I have lived on this peak for millions of years. I know because I have been keeping track of the suns and moons. I am the son of time and of an old volcano that is no longer here. The wind, the sun, the rain and the passing of the days have made me what I am: the prince and sentinel of a kingdom made of stone. But I am not alone. The pine woods and rocks that keep me company on these heights give shelter to beings that seem to be made of the same light that is now starting to draw its veil back. Hence, the lizards here are made of gold, emerald and sapphire.
From my watchtower, the sunset seems a beautiful and at the same time confusing time. As the sun let us feel one last caress, behind the scenes the night gets ready to raise the curtain and reveal a stage of stars, where a night performance I cannot help but watch in awe will be repeated once again. I suppose it is the same for my neighbour, whose pyramid-shaped silhouette is clearly visible against the sunset sky. On days like today, it seems to be standing closer, even though we are more than a hundred kilometres apart, sixty-five of them across the deep Atlantic Ocean.
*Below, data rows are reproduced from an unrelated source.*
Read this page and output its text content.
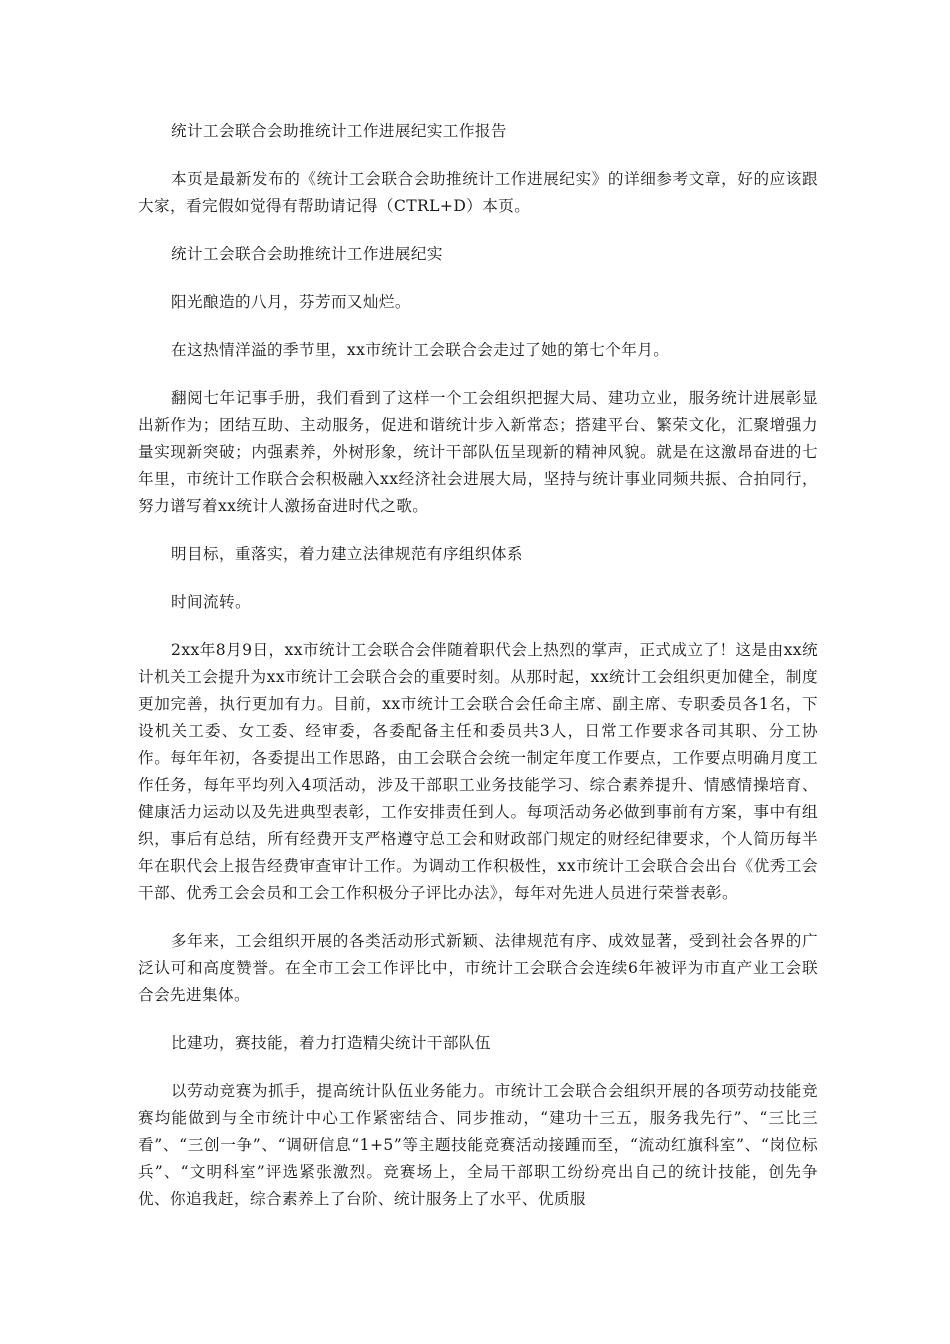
统计工会联合会助推统计工作进展纪实工作报告

本页是最新发布的《统计工会联合会助推统计工作进展纪实》的详细参考文章，好的应该跟大家，看完假如觉得有帮助请记得（CTRL+D）本页。

统计工会联合会助推统计工作进展纪实

阳光酿造的八月，芬芳而又灿烂。

在这热情洋溢的季节里，xx市统计工会联合会走过了她的第七个年月。

翻阅七年记事手册，我们看到了这样一个工会组织把握大局、建功立业，服务统计进展彰显出新作为；团结互助、主动服务，促进和谐统计步入新常态；搭建平台、繁荣文化，汇聚增强力量实现新突破；内强素养，外树形象，统计干部队伍呈现新的精神风貌。就是在这激昂奋进的七年里，市统计工作联合会积极融入xx经济社会进展大局，坚持与统计事业同频共振、合拍同行，努力谱写着xx统计人激扬奋进时代之歌。

明目标，重落实，着力建立法律规范有序组织体系

时间流转。

2xx年8月9日，xx市统计工会联合会伴随着职代会上热烈的掌声，正式成立了！这是由xx统计机关工会提升为xx市统计工会联合会的重要时刻。从那时起，xx统计工会组织更加健全，制度更加完善，执行更加有力。目前，xx市统计工会联合会任命主席、副主席、专职委员各1名，下设机关工委、女工委、经审委，各委配备主任和委员共3人，日常工作要求各司其职、分工协作。每年年初，各委提出工作思路，由工会联合会统一制定年度工作要点，工作要点明确月度工作任务，每年平均列入4项活动，涉及干部职工业务技能学习、综合素养提升、情感情操培育、健康活力运动以及先进典型表彰，工作安排责任到人。每项活动务必做到事前有方案，事中有组织，事后有总结，所有经费开支严格遵守总工会和财政部门规定的财经纪律要求，个人简历每半年在职代会上报告经费审查审计工作。为调动工作积极性，xx市统计工会联合会出台《优秀工会干部、优秀工会会员和工会工作积极分子评比办法》，每年对先进人员进行荣誉表彰。

多年来，工会组织开展的各类活动形式新颖、法律规范有序、成效显著，受到社会各界的广泛认可和高度赞誉。在全市工会工作评比中，市统计工会联合会连续6年被评为市直产业工会联合会先进集体。

比建功，赛技能，着力打造精尖统计干部队伍

以劳动竞赛为抓手，提高统计队伍业务能力。市统计工会联合会组织开展的各项劳动技能竞赛均能做到与全市统计中心工作紧密结合、同步推动，“建功十三五，服务我先行”、“三比三看”、“三创一争”、“调研信息“1+5”等主题技能竞赛活动接踵而至，“流动红旗科室”、“岗位标兵”、“文明科室”评选紧张激烈。竞赛场上，全局干部职工纷纷亮出自己的统计技能，创先争优、你追我赶，综合素养上了台阶、统计服务上了水平、优质服
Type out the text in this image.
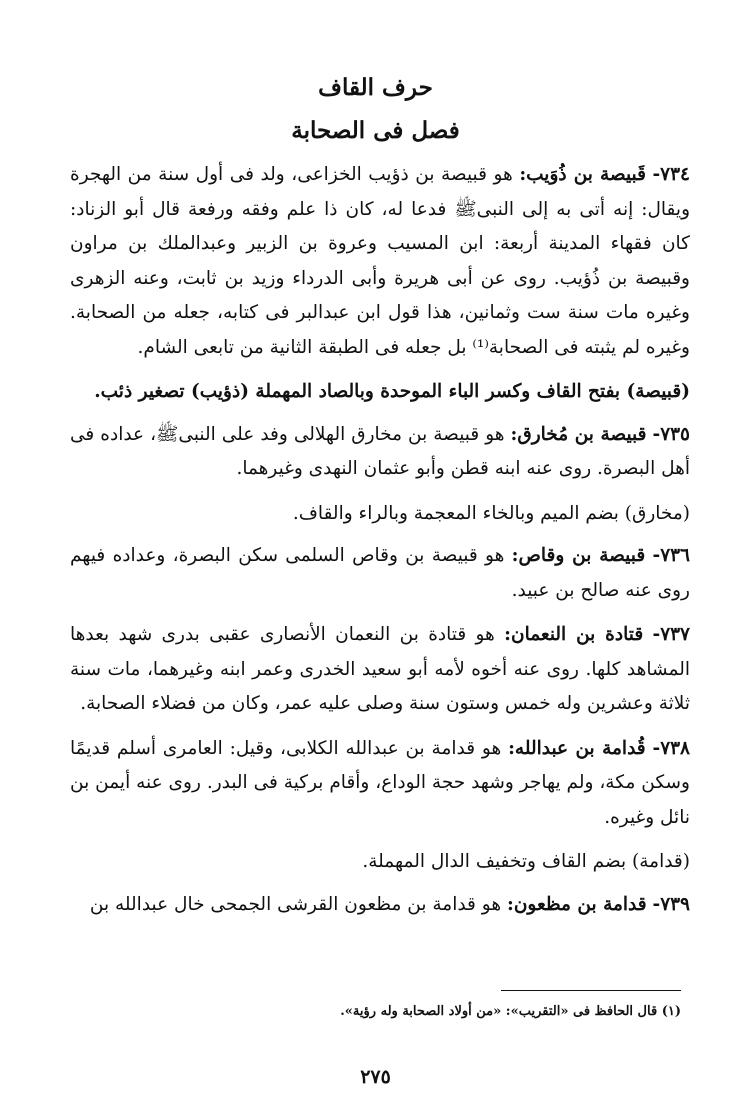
حرف القاف
فصل فى الصحابة

٧٣٤- قَبيصة بن ذُوَيب: هو قبيصة بن ذؤيب الخزاعى، ولد فى أول سنة من الهجرة ويقال: إنه أتى به إلى النبىﷺ فدعا له، كان ذا علم وفقه ورفعة قال أبو الزناد: كان فقهاء المدينة أربعة: ابن المسيب وعروة بن الزبير وعبدالملك بن مراون وقبيصة بن ذُؤيب. روى عن أبى هريرة وأبى الدرداء وزيد بن ثابت، وعنه الزهرى وغيره مات سنة ست وثمانين، هذا قول ابن عبدالبر فى كتابه، جعله من الصحابة. وغيره لم يثبته فى الصحابة⁽¹⁾ بل جعله فى الطبقة الثانية من تابعى الشام.

(قبيصة) بفتح القاف وكسر الباء الموحدة وبالصاد المهملة (ذؤيب) تصغير ذئب.

٧٣٥- قبيصة بن مُخارق: هو قبيصة بن مخارق الهلالى وفد على النبىﷺ، عداده فى أهل البصرة. روى عنه ابنه قطن وأبو عثمان النهدى وغيرهما.

(مخارق) بضم الميم وبالخاء المعجمة وبالراء والقاف.

٧٣٦- قبيصة بن وقاص: هو قبيصة بن وقاص السلمى سكن البصرة، وعداده فيهم روى عنه صالح بن عبيد.

٧٣٧- قتادة بن النعمان: هو قتادة بن النعمان الأنصارى عقبى بدرى شهد بعدها المشاهد كلها. روى عنه أخوه لأمه أبو سعيد الخدرى وعمر ابنه وغيرهما، مات سنة ثلاثة وعشرين وله خمس وستون سنة وصلى عليه عمر، وكان من فضلاء الصحابة.

٧٣٨- قُدامة بن عبدالله: هو قدامة بن عبدالله الكلابى، وقيل: العامرى أسلم قديمًا وسكن مكة، ولم يهاجر وشهد حجة الوداع، وأقام بركية فى البدر. روى عنه أيمن بن نائل وغيره.

(قدامة) بضم القاف وتخفيف الدال المهملة.

٧٣٩- قدامة بن مظعون: هو قدامة بن مظعون القرشى الجمحى خال عبدالله بن

(١) قال الحافظ فى «التقريب»: «من أولاد الصحابة وله رؤية».

٢٧٥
The night has already spread its mantle. All around me sleeps. I keep a petrified vigil. Life begins to wake up around me with the first rays of the new day. Swifts, kestrels, grey wagtails and African blue tits take flight. The brightness allows us to contemplate how the flowers of the malfuradas, an endemic species in the St. John’s wort family, mimic the sunrise. Shortly afterwards, as happens every day, some curious beings arrive at my feet and stare at me. They call my distant companion on this particular Mount Olympus above the clouds and the ocean, Teide. And, in case you were wondering, I, the sentinel that whispers to them, am called Roque Nublo.